In an essay that makes the case for a state/federal partnership in governance, Pat Williams, former Montana congressman, discusses how he helped protect the Rocky Mountain Front from oil exploration in the early 1980s, partly in response to a plea from Guthrie. Williams discusses Montana’s relationship with the “feds” by first outlining how the political parties have historically divided seats and elections.

He then writes, “When is the last time you can remember two senators differing on interstate highway funding for Montana, regardless of their party affiliation? There has been no difference in how members both Republican and Democrat, eastern and western, have encouraged an active federal partnership when it comes to Montana’s airline service and airport construction.

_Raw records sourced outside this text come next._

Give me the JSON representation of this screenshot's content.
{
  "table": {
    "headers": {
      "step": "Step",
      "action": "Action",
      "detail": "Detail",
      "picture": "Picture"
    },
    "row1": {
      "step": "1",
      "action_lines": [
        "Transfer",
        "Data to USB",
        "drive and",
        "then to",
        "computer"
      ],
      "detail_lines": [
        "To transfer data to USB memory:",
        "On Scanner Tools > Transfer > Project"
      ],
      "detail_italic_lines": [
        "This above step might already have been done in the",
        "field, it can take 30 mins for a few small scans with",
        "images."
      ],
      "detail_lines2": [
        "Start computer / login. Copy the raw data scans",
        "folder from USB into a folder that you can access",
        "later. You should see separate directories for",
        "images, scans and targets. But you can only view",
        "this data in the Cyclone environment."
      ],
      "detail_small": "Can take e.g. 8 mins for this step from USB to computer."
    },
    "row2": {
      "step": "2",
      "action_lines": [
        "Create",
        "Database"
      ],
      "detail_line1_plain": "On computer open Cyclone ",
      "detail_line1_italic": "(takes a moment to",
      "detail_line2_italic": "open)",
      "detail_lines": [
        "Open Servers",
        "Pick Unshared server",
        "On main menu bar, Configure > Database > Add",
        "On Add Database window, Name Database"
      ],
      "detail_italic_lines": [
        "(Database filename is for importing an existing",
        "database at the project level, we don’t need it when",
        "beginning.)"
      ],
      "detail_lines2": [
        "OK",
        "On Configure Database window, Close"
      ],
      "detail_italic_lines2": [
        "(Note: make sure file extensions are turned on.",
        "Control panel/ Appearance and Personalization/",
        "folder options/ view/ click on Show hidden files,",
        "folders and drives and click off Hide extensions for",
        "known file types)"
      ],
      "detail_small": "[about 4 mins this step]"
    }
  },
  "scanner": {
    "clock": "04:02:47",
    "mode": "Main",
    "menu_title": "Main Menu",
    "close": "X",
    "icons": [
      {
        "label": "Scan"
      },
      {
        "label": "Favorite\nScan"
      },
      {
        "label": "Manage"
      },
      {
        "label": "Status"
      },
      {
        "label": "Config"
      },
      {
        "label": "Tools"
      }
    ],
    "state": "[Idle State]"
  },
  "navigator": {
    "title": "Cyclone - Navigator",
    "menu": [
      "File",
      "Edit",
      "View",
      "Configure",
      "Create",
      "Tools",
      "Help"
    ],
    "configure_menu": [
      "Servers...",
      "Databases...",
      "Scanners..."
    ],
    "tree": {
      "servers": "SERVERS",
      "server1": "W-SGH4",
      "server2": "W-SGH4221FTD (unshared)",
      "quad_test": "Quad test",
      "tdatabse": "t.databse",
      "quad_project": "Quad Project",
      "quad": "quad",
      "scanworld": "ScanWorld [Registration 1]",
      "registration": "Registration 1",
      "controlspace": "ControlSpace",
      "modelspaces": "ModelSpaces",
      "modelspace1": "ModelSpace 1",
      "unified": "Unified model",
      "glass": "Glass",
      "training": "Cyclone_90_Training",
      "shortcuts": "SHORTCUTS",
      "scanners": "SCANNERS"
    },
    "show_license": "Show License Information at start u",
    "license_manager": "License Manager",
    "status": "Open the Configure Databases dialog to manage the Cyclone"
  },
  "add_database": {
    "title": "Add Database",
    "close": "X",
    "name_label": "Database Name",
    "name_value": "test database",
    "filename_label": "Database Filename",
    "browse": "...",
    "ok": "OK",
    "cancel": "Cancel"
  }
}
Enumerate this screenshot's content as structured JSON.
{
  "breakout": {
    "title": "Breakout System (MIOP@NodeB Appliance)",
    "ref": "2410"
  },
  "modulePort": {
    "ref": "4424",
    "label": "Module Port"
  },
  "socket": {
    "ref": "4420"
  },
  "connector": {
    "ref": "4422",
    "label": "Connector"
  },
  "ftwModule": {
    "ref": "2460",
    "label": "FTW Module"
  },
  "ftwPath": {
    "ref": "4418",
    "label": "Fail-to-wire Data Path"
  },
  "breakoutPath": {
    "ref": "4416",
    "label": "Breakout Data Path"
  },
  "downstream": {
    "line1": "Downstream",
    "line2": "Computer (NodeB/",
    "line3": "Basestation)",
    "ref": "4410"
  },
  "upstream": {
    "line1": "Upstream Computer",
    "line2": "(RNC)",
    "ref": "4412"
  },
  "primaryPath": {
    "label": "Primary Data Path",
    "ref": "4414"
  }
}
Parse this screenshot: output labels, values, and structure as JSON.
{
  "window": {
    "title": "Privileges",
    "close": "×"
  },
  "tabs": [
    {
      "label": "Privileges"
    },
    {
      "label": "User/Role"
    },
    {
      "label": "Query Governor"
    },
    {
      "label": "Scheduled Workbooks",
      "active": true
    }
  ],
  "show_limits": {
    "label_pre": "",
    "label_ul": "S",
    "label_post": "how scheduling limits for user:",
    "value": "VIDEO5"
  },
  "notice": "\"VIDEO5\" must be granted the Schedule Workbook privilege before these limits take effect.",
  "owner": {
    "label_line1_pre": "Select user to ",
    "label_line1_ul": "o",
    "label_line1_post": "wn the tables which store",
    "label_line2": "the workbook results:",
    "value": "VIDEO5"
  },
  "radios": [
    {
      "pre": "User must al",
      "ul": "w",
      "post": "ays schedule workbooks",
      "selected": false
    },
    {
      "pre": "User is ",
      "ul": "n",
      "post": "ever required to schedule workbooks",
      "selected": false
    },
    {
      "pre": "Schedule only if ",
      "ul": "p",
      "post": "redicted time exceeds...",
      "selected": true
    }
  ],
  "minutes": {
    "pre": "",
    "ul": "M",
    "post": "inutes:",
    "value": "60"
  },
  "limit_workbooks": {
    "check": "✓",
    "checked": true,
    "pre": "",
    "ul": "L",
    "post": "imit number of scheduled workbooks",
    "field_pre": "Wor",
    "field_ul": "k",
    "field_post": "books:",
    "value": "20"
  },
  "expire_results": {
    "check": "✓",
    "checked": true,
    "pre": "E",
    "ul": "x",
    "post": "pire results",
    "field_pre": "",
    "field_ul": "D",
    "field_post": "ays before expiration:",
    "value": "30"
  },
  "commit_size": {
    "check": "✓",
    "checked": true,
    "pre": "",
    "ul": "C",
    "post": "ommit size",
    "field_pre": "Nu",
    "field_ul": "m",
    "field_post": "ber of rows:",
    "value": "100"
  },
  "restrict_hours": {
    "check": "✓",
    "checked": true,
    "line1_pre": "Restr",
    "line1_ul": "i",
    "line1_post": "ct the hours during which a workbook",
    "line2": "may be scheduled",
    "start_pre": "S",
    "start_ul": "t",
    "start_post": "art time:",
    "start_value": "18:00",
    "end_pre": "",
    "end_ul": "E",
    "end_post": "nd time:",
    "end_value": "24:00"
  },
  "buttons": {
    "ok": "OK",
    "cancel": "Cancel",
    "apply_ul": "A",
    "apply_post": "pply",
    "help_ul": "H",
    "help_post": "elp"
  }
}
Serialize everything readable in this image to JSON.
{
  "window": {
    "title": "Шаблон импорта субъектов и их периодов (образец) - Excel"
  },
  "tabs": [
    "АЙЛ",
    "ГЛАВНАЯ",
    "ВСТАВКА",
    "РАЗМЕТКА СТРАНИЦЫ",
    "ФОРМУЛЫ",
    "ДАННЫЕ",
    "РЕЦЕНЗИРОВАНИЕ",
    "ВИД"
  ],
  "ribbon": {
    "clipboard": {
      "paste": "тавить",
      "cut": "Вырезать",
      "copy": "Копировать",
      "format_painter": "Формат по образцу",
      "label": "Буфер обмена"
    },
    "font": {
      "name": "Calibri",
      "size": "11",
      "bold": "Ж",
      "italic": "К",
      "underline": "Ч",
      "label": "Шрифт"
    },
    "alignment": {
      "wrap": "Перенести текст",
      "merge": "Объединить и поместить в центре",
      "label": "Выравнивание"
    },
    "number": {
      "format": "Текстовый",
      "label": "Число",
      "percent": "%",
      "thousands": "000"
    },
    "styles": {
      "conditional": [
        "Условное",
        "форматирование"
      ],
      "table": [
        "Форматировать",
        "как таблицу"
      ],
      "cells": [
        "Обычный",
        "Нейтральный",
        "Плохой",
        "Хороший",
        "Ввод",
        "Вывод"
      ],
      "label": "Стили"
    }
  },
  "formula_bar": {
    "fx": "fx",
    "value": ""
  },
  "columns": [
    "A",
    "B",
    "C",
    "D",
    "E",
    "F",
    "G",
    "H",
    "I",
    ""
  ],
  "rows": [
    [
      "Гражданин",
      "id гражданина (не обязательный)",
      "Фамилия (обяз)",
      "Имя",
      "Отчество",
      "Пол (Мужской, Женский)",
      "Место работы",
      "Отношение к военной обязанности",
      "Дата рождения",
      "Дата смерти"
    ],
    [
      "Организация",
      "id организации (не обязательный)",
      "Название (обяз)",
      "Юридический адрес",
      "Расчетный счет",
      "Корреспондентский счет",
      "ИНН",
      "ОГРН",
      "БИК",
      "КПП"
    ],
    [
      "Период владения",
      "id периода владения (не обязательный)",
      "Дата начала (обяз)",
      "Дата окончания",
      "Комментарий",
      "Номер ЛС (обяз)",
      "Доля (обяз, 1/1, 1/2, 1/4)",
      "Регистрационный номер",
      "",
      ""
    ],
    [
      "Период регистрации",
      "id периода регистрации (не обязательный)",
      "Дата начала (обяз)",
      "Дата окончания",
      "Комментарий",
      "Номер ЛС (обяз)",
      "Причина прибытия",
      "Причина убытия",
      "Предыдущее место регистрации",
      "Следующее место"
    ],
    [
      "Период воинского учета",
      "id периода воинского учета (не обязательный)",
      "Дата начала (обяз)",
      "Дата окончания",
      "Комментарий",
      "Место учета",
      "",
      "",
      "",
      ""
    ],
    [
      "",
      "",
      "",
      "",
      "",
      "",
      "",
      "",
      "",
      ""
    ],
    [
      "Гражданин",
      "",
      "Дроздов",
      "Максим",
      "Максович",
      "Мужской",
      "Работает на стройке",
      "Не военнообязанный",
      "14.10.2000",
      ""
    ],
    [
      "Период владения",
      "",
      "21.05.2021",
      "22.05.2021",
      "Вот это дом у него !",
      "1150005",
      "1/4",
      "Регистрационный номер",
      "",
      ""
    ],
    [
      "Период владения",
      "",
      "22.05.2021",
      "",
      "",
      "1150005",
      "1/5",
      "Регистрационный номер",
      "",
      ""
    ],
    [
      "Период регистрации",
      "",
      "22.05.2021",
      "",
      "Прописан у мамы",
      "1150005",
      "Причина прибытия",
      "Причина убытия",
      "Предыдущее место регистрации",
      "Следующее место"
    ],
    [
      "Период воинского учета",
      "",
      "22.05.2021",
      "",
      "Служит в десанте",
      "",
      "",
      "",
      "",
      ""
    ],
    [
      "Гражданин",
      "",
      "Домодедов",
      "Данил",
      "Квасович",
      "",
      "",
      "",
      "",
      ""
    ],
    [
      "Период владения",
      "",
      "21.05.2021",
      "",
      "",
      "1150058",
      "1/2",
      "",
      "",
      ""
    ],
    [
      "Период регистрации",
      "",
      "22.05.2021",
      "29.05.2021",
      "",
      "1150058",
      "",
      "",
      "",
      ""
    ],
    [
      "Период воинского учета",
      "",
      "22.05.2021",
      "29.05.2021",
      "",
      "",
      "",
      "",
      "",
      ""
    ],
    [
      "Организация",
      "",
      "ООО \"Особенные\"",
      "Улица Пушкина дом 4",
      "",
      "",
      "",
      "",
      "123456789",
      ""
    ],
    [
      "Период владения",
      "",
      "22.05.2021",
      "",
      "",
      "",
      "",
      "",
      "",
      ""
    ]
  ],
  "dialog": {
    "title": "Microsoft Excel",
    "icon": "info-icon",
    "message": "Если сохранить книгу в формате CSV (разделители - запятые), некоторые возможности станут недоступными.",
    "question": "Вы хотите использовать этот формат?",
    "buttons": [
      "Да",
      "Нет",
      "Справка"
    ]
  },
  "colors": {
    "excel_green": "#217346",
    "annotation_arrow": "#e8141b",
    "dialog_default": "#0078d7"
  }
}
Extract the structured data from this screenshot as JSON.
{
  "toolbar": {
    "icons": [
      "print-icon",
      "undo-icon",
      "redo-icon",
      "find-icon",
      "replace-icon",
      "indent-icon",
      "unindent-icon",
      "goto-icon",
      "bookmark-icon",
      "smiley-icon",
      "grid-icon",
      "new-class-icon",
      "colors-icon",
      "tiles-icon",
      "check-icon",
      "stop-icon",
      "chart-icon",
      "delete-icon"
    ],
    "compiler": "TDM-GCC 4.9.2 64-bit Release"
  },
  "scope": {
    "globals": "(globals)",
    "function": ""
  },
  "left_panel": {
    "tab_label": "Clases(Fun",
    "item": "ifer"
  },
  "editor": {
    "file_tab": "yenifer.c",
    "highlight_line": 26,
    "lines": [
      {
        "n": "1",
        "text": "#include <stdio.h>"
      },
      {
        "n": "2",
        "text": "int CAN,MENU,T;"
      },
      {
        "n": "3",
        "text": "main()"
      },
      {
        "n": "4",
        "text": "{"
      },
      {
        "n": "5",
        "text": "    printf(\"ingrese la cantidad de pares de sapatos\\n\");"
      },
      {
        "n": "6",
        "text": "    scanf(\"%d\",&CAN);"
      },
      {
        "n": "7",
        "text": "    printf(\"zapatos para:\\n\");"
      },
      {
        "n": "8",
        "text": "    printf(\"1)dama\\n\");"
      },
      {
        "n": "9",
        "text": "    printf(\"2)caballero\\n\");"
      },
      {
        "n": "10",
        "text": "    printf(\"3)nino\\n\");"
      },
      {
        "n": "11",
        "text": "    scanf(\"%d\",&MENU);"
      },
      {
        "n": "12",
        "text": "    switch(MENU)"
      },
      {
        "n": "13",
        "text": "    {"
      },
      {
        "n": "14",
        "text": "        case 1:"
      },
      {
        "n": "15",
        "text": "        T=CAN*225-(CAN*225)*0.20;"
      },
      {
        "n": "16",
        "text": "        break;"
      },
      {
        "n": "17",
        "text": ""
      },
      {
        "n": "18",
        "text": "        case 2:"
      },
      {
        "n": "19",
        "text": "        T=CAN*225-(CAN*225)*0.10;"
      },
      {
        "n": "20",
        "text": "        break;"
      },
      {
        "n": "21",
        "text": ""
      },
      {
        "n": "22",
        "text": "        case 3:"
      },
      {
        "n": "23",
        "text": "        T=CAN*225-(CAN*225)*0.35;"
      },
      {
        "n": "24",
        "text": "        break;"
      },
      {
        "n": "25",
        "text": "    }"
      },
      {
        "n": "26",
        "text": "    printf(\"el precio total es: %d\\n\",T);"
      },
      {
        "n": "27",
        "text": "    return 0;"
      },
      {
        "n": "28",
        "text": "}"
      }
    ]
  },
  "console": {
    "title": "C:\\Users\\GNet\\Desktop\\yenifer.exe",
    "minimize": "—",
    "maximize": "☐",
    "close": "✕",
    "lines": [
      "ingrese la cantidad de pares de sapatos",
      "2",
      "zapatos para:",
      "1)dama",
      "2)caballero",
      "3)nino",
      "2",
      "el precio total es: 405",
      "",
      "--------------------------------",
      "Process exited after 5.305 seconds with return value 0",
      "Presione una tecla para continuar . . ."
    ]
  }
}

On energy, they are clones. ... There has been a quiet, sometimes almost camouflaged, but nonetheless remarkable unanimity among the members of the Montana delegation for fifty years — agreement that there are critical elements that absolutely cement the Montana partnership with the federal government.”

In another essay William Bevis defines Guthrie’s theme: “The story Guthrie tells is profound: It is the western story of killing what we love, the story we must rewrite.” Other essays in this impressive collection explore Guthrie’s Hollywood years, the portrayal of women in his novels, the evolution of his fiction, his connection to his hometown of Choteau, and environmentalism and Western myths.

So ... how does the Smith Gang figure into all of this? The gang has moved beyond our mythic portrayal of place as Montanans and Westerners. Boss is now a caretaker of the land, having inherited his family’s ranch; I’m a city dweller and editor of this magazine. We may have changed seats in our discussion of who should govern Montana land. More likely, we’ve both broadened our perceptions and understanding of how we fit in this place we love, for when you talk about a sense of place being created from space and culture, you know that in Montana the space side of the equation is dominant. And just as it may frighten people not accustomed to it, it is what keeps us here. It’s not the myth of Montana and the West that we love; it’s the reality. But the debate goes on. And it is in the discussion and exploration by writers of books like these that we can find a place for all of us.